Activating Co nanoparticles on graphitic carbon nitride by tuning the Schottky barrier via P doping for the efficient dehydrogenation of ammonia-borane†
Abstract
Herein, a highly active Mott–Schottky nanocatalyst with tunable Schottky barrier was constructed by embedding Co nanoparticles (NPs) into phosphorus-doped graphitic carbon nitrides (PxCN) for the enhanced dehydrogenation of ammonia-borane (AB). Analyses show that P doping can efficiently decrease the work function of g-C3N4 and elevate the conduction band edge potential; thus, P doping offers a simple approach to tune the Schottky barrier of Co/PxCN by varying the doping amount of P atoms.
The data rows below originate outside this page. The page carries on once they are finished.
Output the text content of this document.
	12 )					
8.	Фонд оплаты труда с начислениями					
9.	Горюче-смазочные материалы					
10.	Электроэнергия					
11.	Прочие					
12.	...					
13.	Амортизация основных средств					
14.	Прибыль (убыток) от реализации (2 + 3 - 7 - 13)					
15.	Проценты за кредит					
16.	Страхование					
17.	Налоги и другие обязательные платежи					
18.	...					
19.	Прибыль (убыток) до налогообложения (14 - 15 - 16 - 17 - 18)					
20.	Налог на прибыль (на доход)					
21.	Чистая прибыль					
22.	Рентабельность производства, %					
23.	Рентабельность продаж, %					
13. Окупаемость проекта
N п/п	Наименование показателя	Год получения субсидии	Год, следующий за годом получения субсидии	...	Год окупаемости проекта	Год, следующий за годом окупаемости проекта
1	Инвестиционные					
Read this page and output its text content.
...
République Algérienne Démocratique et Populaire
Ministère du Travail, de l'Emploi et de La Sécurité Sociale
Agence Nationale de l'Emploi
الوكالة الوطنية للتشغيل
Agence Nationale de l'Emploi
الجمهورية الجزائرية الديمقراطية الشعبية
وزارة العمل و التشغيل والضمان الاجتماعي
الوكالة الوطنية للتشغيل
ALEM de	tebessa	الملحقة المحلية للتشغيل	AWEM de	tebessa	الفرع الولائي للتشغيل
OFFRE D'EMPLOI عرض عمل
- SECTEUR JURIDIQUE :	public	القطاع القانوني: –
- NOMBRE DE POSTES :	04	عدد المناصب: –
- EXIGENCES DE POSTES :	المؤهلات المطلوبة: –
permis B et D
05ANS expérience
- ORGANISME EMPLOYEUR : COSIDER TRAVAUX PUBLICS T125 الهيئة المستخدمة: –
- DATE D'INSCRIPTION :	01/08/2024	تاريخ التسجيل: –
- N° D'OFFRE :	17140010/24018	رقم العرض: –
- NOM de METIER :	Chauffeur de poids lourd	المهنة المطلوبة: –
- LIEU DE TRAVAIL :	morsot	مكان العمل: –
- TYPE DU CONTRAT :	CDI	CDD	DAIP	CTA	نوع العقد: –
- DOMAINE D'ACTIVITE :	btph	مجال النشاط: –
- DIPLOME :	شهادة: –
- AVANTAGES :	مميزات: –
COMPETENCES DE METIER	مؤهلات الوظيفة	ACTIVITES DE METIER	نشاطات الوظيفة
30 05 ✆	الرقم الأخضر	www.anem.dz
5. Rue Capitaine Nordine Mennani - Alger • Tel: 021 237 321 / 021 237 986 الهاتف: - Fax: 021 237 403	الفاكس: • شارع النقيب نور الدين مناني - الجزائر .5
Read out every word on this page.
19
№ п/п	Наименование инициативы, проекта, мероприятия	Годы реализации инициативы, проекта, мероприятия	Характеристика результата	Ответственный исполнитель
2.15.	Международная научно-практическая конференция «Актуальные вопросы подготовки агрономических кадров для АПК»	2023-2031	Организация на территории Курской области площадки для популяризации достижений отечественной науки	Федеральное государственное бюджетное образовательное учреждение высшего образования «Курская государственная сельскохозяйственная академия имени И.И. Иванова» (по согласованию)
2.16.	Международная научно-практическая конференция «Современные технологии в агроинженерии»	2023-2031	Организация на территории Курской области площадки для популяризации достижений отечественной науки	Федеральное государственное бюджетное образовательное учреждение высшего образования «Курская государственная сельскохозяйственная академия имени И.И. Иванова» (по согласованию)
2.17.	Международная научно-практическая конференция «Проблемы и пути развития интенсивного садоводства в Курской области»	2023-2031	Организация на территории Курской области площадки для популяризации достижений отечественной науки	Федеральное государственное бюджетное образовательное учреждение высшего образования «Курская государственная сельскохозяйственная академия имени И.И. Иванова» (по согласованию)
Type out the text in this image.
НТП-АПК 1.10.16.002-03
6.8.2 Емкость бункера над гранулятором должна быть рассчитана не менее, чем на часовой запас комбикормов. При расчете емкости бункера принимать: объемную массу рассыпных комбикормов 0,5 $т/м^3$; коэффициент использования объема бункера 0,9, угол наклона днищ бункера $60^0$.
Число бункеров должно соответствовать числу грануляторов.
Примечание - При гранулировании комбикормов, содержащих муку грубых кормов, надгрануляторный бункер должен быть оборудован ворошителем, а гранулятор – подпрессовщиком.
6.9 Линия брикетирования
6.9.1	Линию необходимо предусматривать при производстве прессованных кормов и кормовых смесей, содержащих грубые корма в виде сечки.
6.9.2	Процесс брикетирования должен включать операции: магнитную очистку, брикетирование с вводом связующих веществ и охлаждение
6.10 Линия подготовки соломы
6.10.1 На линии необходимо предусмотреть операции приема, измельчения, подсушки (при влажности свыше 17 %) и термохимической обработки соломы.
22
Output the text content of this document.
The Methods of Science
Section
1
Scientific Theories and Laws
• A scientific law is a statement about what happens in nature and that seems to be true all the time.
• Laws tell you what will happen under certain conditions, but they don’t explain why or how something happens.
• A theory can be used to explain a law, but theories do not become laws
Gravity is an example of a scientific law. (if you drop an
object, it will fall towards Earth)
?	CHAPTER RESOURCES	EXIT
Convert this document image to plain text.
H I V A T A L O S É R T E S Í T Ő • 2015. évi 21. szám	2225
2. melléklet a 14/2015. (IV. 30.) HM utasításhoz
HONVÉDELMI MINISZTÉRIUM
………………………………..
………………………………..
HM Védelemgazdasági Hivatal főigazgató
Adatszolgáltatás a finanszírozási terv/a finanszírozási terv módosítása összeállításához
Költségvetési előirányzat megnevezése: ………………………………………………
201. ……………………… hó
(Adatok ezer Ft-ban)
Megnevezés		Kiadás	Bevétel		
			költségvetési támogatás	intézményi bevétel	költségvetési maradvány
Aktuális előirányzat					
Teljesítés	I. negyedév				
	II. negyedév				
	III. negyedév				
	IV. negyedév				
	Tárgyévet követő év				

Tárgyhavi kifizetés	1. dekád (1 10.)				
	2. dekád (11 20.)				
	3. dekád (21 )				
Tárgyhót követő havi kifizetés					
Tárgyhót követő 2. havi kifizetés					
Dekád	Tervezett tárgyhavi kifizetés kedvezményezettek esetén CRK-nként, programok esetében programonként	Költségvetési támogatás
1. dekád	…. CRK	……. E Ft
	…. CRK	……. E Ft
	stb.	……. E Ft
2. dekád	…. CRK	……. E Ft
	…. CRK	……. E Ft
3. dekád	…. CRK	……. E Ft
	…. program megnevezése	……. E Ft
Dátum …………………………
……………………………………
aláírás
Upon rationally tuning the Schottky barrier from 0.60 to 0.78 eV, the obtained photocatalyst with the molar composition Co/P3.59CN showed a remarkable TOF (total turnover frequency) value of 67.09 mol H2 per mol metal per min for the dehydrogenation of AB under visible light at 298 K, which, to the best of our knowledge, is one of the highest values reported to date for non-noble metal-based monometallic catalysts and is even comparable to those of some noble metal catalysts. This study opens a new prospect for the rational design and preparation of metal/g-C3N4 nanocatalysts with tunable Schottky barriers and provides a simple way to elevate the catalytic activity of these nanocatalysts.